In base alle norme vigenti, le navi da guerra di qualsiasi Paese possono affrontare ed eventualmente catturare una nave pirata, ma solo in alto mare. Se invece hanno anche il diritto di affondarla, non è chiaro. All’interno delle acque territoriali, il compito di agire spetta invece ai Paesi interessati. Nel caso della Somalia, che non ha un governo in grado di provvedere, l’Onu ha fatto due mesi fa un’eccezione, ribadita con la risoluzione di ieri, ma senza specificare se le unità straniere hanno il diritto di colpire i pirati anche a terra, dove di solito si rifugiano. Nell’incertezza, la Nato è stata fin qui riluttante a fare uso di questa autorizzazione: solo i francesi hanno compiuto un raid terrestre, per catturare 12 pirati responsabili del sequestro di un loro panfilo. I Paesi che prendono prigionieri i corsari hanno il diritto di processarli nei loro tribunali, ma non sono entusiasti delle complicazioni relative. Con queste regole, e la prospettiva di doversi comunque impegnare in una piccola guerra, le navi presenti in zona si limitano a scortare quante più navi possibile (e in particolare quelle che portano aiuti alimentari ai somali).

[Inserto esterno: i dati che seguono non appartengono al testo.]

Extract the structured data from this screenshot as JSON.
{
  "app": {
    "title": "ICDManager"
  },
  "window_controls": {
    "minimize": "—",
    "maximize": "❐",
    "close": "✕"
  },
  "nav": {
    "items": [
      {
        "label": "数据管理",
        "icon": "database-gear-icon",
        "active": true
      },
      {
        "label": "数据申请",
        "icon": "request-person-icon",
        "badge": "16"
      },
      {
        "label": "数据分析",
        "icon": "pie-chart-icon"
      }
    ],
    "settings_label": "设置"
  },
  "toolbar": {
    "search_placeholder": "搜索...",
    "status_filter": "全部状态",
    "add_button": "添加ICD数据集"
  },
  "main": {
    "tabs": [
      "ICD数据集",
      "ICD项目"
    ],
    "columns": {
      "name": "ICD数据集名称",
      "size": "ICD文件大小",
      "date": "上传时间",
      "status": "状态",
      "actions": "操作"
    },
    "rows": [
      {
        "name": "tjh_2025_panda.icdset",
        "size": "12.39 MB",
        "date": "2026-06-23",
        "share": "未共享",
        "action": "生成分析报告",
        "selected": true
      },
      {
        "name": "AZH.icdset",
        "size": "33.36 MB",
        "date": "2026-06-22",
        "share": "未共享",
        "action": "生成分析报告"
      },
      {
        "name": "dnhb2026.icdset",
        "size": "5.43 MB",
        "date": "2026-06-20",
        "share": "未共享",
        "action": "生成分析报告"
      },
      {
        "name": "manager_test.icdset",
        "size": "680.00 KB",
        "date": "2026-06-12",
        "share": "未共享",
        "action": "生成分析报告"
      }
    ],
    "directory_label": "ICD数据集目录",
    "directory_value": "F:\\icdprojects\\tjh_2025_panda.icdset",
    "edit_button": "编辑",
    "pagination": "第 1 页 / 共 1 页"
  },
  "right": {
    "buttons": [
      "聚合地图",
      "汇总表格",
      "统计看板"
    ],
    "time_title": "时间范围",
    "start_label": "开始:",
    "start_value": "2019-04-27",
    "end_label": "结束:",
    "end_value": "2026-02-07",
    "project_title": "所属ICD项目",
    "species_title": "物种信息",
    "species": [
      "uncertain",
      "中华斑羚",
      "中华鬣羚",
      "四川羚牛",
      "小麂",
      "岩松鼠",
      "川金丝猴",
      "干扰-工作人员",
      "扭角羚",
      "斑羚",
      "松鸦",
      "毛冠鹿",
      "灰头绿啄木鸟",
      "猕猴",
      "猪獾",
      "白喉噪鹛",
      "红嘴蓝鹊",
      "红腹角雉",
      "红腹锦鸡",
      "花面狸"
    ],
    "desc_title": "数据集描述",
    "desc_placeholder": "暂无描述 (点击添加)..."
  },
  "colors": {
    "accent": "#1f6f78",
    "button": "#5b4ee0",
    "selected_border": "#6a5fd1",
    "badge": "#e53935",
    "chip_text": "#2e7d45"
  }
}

A mano a mano che l’attività dei pirati aumenta, ci si rende tuttavia conto che il rischio per i traffici marittimi sta diventando troppo forte e varie lobby spingono all’azione. Ieri il Cds ha usato parole forti, e auspicato che la flotta Ue che entrerà in funzione l’8 dicembre faccia qualcosa di più.

Il progetto più gettonato è quello di una «dichiarazione di principi» da parte delle principali potenze marittime, che dia loro carta bianca negli interventi e che dovrebbe poi essere ratificata dall’Onu. Ma i tempi non sono brevi, e nel frattempo i corsari proseguiranno nelle loro scorrerie; nella speranza che, almeno, non vengano infiltrati dai terroristi.